Exclude CC-BY-NC articles and find alternatives with commercially compatible licenses (CC-BY, CC0, or custom commercial licenses).
Include with attribution — wrong; attribution doesn't satisfy the NC restriction.
Last-Minute Facts
Evaluation and Monitoring
Must-Know Facts
- mlflow.evaluate() key parameters: model or predictions, data (eval dataset), targets (column name for ground truth, required for answer_correctness/exact_match), extra_metrics or evaluators. Results auto-logged as MLflow run artifacts.
- LLM-judge metrics (no ground truth needed): faithfulness (response vs. context), answer_relevance (response vs. question), harmfulness, coherence, fluency. The judge LLM must be accessible from the evaluation environment.
- Ground truth metrics (require labeled data): answer_correctness, exact_match, ROUGE-1, ROUGE-2, ROUGE-L, BLEU. The exam trap: teams often choose BLEU for RAG quality because it sounds rigorous, but BLEU is a machine translation metric — it is a wrong fit for RAG. Use ROUGE or LLM-judge metrics for RAG evaluation.
- Inference Tables: auto-log ALL request/response payloads to a Delta table. Enabled per endpoint. Purpose: quality monitoring, drift detection, offline evaluation, debugging bad responses. Adds slight latency and storage cost.

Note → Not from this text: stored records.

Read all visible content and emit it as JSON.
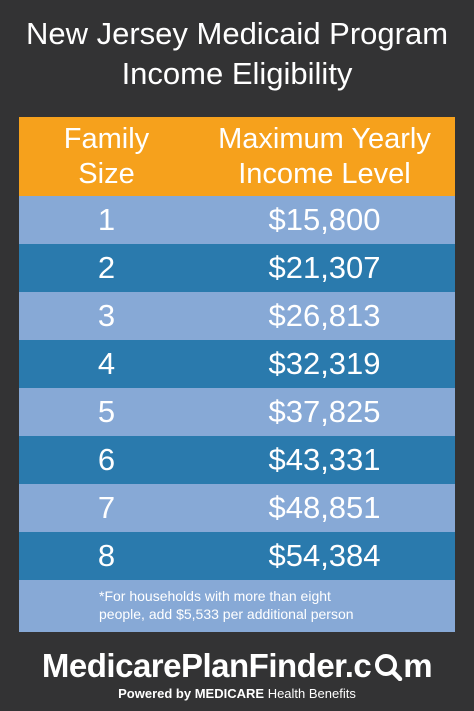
{
  "header": {
    "title_line1": "New Jersey Medicaid Program",
    "title_line2": "Income Eligibility"
  },
  "table": {
    "columns": [
      {
        "line1": "Family",
        "line2": "Size"
      },
      {
        "line1": "Maximum Yearly",
        "line2": "Income Level"
      }
    ],
    "rows": [
      {
        "size": "1",
        "income": "$15,800"
      },
      {
        "size": "2",
        "income": "$21,307"
      },
      {
        "size": "3",
        "income": "$26,813"
      },
      {
        "size": "4",
        "income": "$32,319"
      },
      {
        "size": "5",
        "income": "$37,825"
      },
      {
        "size": "6",
        "income": "$43,331"
      },
      {
        "size": "7",
        "income": "$48,851"
      },
      {
        "size": "8",
        "income": "$54,384"
      }
    ],
    "footnote_line1": "*For households with more than eight",
    "footnote_line2": "people, add $5,533 per additional person"
  },
  "brand": {
    "name_prefix": "MedicarePlanFinder.c",
    "name_suffix": "m",
    "tagline_prefix": "Powered by",
    "tagline_bold": "MEDICARE",
    "tagline_suffix": "Health Benefits",
    "icon": "magnifier-icon"
  },
  "colors": {
    "background": "#333334",
    "header_row": "#f6a11c",
    "row_light": "#87a9d6",
    "row_dark": "#2a7aad",
    "text": "#ffffff"
  }
}
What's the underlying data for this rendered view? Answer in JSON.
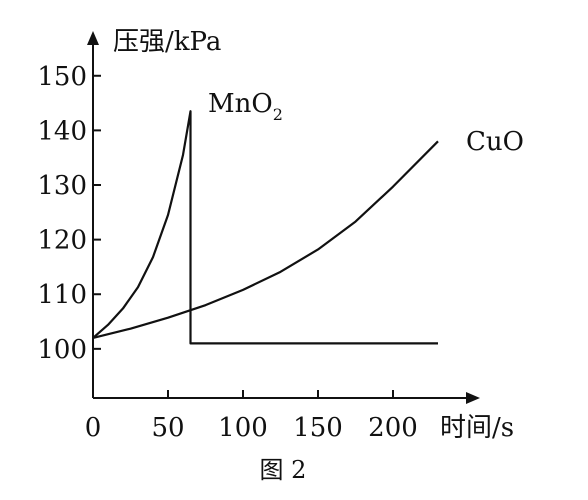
{
  "chart_data": {
    "type": "line",
    "title": "",
    "ylabel": "压强/kPa",
    "xlabel": "时间/s",
    "x_ticks": [
      "0",
      "50",
      "100",
      "150",
      "200"
    ],
    "y_ticks": [
      "100",
      "110",
      "120",
      "130",
      "140",
      "150"
    ],
    "xlim": [
      0,
      250
    ],
    "ylim": [
      91,
      156
    ],
    "series": [
      {
        "name": "MnO2",
        "name_main": "MnO",
        "name_sub": "2",
        "x": [
          0,
          10,
          20,
          30,
          40,
          50,
          60,
          65,
          65,
          230
        ],
        "y": [
          102,
          104.4,
          107.4,
          111.3,
          116.8,
          124.5,
          135.5,
          143.5,
          101,
          101
        ]
      },
      {
        "name": "CuO",
        "x": [
          0,
          25,
          50,
          75,
          100,
          125,
          150,
          175,
          200,
          230
        ],
        "y": [
          102,
          103.7,
          105.7,
          108,
          110.8,
          114.1,
          118.2,
          123.3,
          129.7,
          138
        ]
      }
    ],
    "grid": false,
    "legend": "inline labels"
  },
  "caption": "图 2"
}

- Usage Tables (AI Gateway): log TOKEN CONSUMPTION and COST per request. The exam trap: questions describe a cost overrun scenario and list Inference Tables as an answer choice — Inference Tables record PAYLOADS, not costs. Only Usage Tables give token counts and cost estimates. Separate tables, separate purposes.
- Agent Monitoring (Lakehouse Monitoring): analyzes inference table data over time. Tracks quality metrics, latency distributions, error rates, token usage trends. Post-deployment, historical, NOT real-time alerting by default.
- Custom Databricks Scorers: user-defined Python evaluation functions registered in MLflow. Use when built-in metrics don't cover domain-specific quality criteria (e.g., correct medical terminology, industry jargon accuracy, regulatory compliance language).
- SME feedback loop: collect expert ratings on agent responses → identify systematic prompt weaknesses → update prompts and/or RAG source content → re-evaluate. SME feedback improves the application layer, not the base model weights (unless used for fine-tuning).
Common Traps
Confusing Pairs
Scenario Tips
Team wants to measure whether RAG responses are supported by context. They have no labeled reference answers. Which metric?
faithfulness — LLM-judge metric, no ground truth needed, specifically measures grounding in retrieved context.
answer_correctness requires ground truth reference answers and is wrong here.
Team notices LLM costs are much higher than projected. Which Databricks feature to identify the most expensive queries?
AI Gateway Usage Tables — logs token consumption per request, enables identifying which query patterns consume the most tokens.
Inference Tables log payloads (content), not token costs. MLflow Tracing inspects individual runs, not aggregate cost patterns.
Team needs to evaluate whether responses use correct domain-specific medical terminology. Built-in MLflow metrics don't cover this. What to use?
Custom Databricks Scorer — a user-defined Python evaluation function registered in MLflow with a medical terminology rubric.
Switching to a larger LLM model — this might improve terminology knowledge but does not EVALUATE the current model's output quality.